As profound as they are inspirational, quotes can awaken a deeper understanding in us through effective phrasing. For Black History Month, choose a quote a day to share with your loved ones. Greats like Martin Luther King Jr., W.E.B. Du Bois and Barack Obama are a few of many African-American leaders that left us with words to forever live by. Shine a spotlight on the sentiments of deep thinkers to illuminate your mind.
Not that we need to give you a reason to Netflix and chill, but Black History Month is here and it's time to get the popcorn going. Black cinema ranges from the artistic, including the work of Spike Lee, to more family-friendly movies like "The Wiz." Viewing films about past injustices, like "Ruby Bridges," provides necessary food for thought. Watch movies this Black History Month for and by black people, but ones that also speak to you on an individual level.
There's good reason why Martin Luther King Jr. is remembered fondly to this day. His 1963 speech in which he shared his dream of equality for all are words that everyone needs to be reminded of as we work toward positive social change. Play this iconic speech in the midst of friends and family this Black History Month.
Notice we said to cook soul food, not just eat it. That's because much of what is considered soul food, including collard greens, cornbread and pork chops, is also considered "Southern" food. The difference between "Southern" and "soul" seems slim to none on paper, however, the history attached to authentic soul food stems from ingredients available to slaves, which is why cooking it is such a part of the experience. Immerse yourself in these dishes, along with the attached history.

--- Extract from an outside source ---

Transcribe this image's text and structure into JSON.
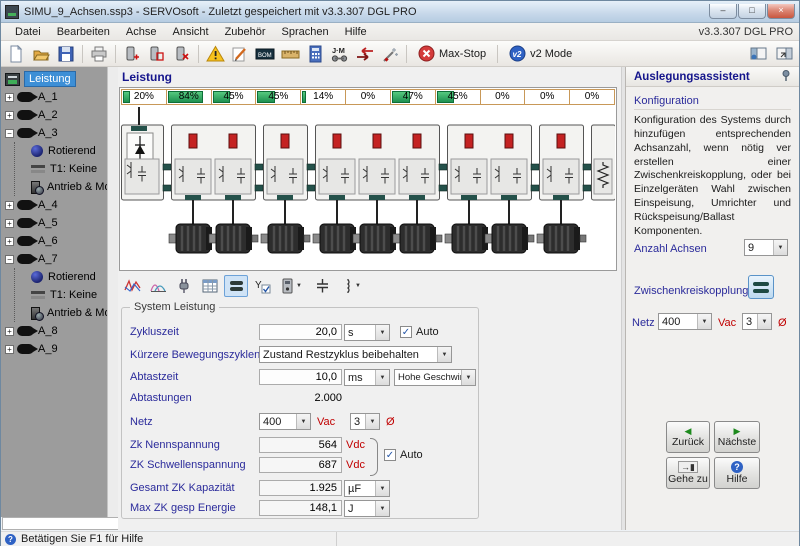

The African diaspora is the scattering of African descendants around the world due mostly to the transatlantic slave trade. As Americans, naturally we're more knowledgeable of African-American history. This Black History Month, study other black cultures, especially those in the Caribbean. Find out how other cultures connect so directly with your own, and strengthen your family's understanding of cultural differences. Don't doze off this February—stay woke.
Beyoncé and Michael Jackson are great enough gifts to humanity, but black people's contribution to music goes even further. Blues, jazz, rock 'n' roll and even a lot of current pop stemmed from African-American origins. To gain context, pick a genre in the past and listen to black artists who were popular at the time. Your family will enjoy timeless melodies from icons like The Temptations, Aretha Franklin and Stevie Wonder, all of whom still sound good even today.
Did you know that much of the reason the civil rights movement—especially the Montgomery, Alabama, bus boycott—was so successful was because of black-owned businesses? When the bus was no longer an option, black cab drivers lowered their prices. African-American retail owners volunteered their stores as carpool hubs, too. This empowered the civil rights movement and still cements the black community today. Pay homage to these legends by shopping black for Black History Month. Online shopping counts, too!
There's no shortage of African-American charities that you can give to, but which one should you choose? When in doubt, go for the cause the speaks most to you. For instance, if you're a techie, donate to Black Girls Code, which encourages more black women to join the tech industry. Pay homage by paying it forward this Black History Month.
The best and easiest thing to do in recognition of Black History Month is to have a conversation with an African-American person. The best gift you can give to a culture is that of understanding. So, ask questions. Listen. Respond thoughtfully. Be an example to the next generation by showing them that the first step of achieving any kind of unity is a simple "Hello."